Summary: Ever wonder why Voldy wants to take over the world? Or why he has an affection for killing Muggles and Muggleborns? Read here to find out. (Humor, Pg for meanness and references to slight mental defects.)
P.S. It's an article in the ever famous The Daily Prophet.
Disclaimer: I own nothing Harry Potter. Except, I think I am the first person to say "Moldy Voldy." I made it up before Voldy even came about! (Hehehe. Don't mind my and my ramblings.)
He-Who-Must-Not-Be-Named Gives an Exclusive Interview! Discloses Important Facts About The Famous War: Voldy vs. The-Boy-Who-Managed-to-Worm-His-Way-Out-of-Being-Killed, and Why it was Started!
"Well," the beloved yet slightly deranged villain tells Rita Skeeter, Special Correspondent, "it all started when I was a young boy, really. You see, I was taking a Muggle Studies class in my third year when I heard about plumbers." The evil man's—err, creature's? —face lights up with a smile and he giggles gaily as he recalls this precious memory. "I was immediately fascinated with them." Plumbers, it seems, are Muggles who go round fixing each other's toilets. As most modern wizards know how to fix a toilet with a wand, plumbers are not needed in our world.

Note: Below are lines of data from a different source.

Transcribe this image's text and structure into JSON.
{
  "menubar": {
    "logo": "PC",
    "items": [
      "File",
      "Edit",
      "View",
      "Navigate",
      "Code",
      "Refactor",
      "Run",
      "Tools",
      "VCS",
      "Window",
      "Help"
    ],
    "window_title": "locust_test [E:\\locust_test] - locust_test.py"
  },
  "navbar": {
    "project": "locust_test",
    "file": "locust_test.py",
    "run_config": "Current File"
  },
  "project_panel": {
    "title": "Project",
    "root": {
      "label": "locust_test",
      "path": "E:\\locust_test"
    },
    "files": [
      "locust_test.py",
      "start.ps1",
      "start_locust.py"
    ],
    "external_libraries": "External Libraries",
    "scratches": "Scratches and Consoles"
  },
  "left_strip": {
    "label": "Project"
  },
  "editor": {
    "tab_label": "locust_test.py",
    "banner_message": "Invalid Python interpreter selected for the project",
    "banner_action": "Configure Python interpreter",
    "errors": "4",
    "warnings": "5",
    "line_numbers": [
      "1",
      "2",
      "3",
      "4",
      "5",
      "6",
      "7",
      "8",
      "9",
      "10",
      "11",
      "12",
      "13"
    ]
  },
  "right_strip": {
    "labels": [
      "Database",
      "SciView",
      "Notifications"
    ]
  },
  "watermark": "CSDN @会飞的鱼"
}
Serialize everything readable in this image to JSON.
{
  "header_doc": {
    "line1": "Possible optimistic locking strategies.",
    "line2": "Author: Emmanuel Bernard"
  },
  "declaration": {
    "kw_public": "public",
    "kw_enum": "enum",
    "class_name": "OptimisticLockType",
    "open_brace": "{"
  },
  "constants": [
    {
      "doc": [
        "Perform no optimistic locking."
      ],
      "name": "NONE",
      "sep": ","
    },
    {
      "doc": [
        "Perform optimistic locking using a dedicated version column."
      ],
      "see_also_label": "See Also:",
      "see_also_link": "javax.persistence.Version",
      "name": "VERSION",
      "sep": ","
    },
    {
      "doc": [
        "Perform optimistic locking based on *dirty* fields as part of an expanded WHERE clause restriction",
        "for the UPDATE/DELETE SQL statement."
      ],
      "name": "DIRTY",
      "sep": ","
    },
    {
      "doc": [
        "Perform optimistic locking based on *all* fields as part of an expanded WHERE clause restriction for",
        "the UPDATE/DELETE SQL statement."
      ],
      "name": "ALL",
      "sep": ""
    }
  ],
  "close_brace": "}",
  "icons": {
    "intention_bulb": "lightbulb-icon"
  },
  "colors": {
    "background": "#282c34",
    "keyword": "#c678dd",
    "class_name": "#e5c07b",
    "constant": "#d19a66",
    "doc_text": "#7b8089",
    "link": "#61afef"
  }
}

Soon after the realization hit dear Voldy, he was very distraught. He was determined to be a plumber. "It sounded so fascinating," he says. You-Know-Who wanted to be a plumber so badly, he considered dropping out of Hogwarts to fulfill his dream. However, he had nowhere else to go and no formal training as a plumber, so he could not do this. He finally decided it would be best to finish his schooling and then earn enough money so that he could start his own plumbing business in the Wizarding world.
Once Mr. Riddle finished Hogwarts, he became an intern at the Ministry of Magic. Numerous persons quickly told him, however, that to be a Wizard plumber was simply preposterous and impossible. "They told me there was no need," Voldy remembers. "They said I was barking and that only Muggles were plumbers. Only Muggles are plumbers—hmph! I'll show them!" Moldy Voldy's voice fills with malice and his eyes glisten with tears as he reminisces about the horrible treatment he had to endure.
Needless to say, our favorite villain would not give up without a fight. But after being flatly refused over and over, Voldy figured out that there was no one in our world willing to have a plumber, or even to become one. He couldn't become a Muggle plumber, because "I have awful memories of Muggles. They have always hurt me." The only thing left to do, it seemed, was to give up. But He-Who-Must-Not-Be-Named was never one to give up without a fight!
"So you see," he finishes, "that's how the whole 'Become a super-evil, dark villain and take over the world, killing every Muggle, Halfblood, and Muggleborn within sight' thing started. It was all a big misunderstanding. Once I take over the world and exterminate all Muggles, there will be no one left to challenge me. No Muggles, no other plumbers, and if I can be ruler of the world, no one will be able to stop me from fixing their toilets! I can create a plumber army and rule the sewage system!" Voldy laughs evilly for a full five minutes, eventually slowing down to a dark cackle. Well, there you have it folks, straight from the horse's—erm, dark super-villain's—mouth. He-Who-Must-Not-Be-Named: Plumber Extraordinaire. Who knew?